A similar situation was experienced in 2007, when three Cuban athletes attended the Pan American Games in Rio de Janeiro and ended up seeking political asylum. In 2012, five Cuban basketball players took advantage of a tournament in Puerto Rico to ask for asylum at the US embassy According to the portal El Observador de Uruguay, “the country that has had the most defending athletes in recent years” is Cuba. During the Toronto Pan American Games (2015), at least 28 athletes were reported who did the same.

Communist propaganda

After his participation in the Olympics in Montreal in 1976, his fame and worldwide recognition made him Romanian ex-gymnast, Nadia Comaneci, consecrated with the “perfect 10”, she considered fleeing the communist regime of Nicolae Ceausescu, who on his return used her as a political instrument. But it wasn’t until November 1989 that he fled Romania across the border to Hungary, continued to Austria, and ended up applying for political asylum in the United States. The admiration that aroused served as propaganda of the communist regime, from which he suffered a harsh sentence in the form of a strict control.
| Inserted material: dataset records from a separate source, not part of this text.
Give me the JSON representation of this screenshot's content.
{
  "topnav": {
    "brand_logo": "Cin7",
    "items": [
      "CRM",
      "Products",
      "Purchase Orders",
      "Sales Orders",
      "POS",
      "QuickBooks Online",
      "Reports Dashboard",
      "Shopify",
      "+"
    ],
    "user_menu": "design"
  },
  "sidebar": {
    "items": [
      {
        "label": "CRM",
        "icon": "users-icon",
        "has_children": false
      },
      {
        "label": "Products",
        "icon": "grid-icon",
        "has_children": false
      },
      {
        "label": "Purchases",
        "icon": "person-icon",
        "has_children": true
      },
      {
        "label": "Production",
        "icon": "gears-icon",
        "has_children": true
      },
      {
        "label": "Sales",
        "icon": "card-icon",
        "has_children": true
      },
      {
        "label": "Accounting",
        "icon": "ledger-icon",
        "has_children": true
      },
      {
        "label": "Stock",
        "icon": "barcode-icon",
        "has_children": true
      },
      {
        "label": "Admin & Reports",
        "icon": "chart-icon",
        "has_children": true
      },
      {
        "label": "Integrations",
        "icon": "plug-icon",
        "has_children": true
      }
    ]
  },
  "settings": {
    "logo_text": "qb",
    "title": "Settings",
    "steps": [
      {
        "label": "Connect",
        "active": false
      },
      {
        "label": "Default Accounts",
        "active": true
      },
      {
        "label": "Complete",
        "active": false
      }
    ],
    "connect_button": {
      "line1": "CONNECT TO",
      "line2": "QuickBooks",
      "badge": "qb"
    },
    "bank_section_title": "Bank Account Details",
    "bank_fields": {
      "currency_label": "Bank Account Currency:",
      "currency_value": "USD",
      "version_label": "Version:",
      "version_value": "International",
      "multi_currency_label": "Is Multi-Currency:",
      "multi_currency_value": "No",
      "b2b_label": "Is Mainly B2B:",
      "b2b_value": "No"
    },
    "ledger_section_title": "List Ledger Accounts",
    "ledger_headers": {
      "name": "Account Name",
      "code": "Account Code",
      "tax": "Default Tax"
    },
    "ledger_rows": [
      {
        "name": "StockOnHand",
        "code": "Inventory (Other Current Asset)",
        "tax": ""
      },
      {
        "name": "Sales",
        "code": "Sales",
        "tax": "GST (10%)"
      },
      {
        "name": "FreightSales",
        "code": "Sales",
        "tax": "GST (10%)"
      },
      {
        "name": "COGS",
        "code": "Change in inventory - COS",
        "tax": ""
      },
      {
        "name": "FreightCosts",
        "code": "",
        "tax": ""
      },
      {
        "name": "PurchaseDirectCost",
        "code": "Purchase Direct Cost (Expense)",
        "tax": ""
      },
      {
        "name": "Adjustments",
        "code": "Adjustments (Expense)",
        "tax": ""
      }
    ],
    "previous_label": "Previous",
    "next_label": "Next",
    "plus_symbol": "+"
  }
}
According to Deutsche Welle, the first desertion case occurred in the London Olympics 1948. Then, the coach of the Czechoslovak women’s gymnastics team refused to return to her country, accusing that there was no freedom there after it became a satellite of the then Soviet Union. Then, in 1956, at the Melbourne Olympics, almost half of the Hungarian team – made up of 100 people – defected after the Soviets crushed demonstrations in the country.

Along the same lines, at the 1980 Moscow Olympics, “five members of the Afghan delegation defected” after the USSR invaded their country.

The New York Times recalls some figures: at the London 2012 Olympic Games, “82 athletes and officials” applied to the UK for asylum. Similarly, taking advantage of the 2014 Brazil Soccer World Cup, 200 people from Ghana asked for refuge.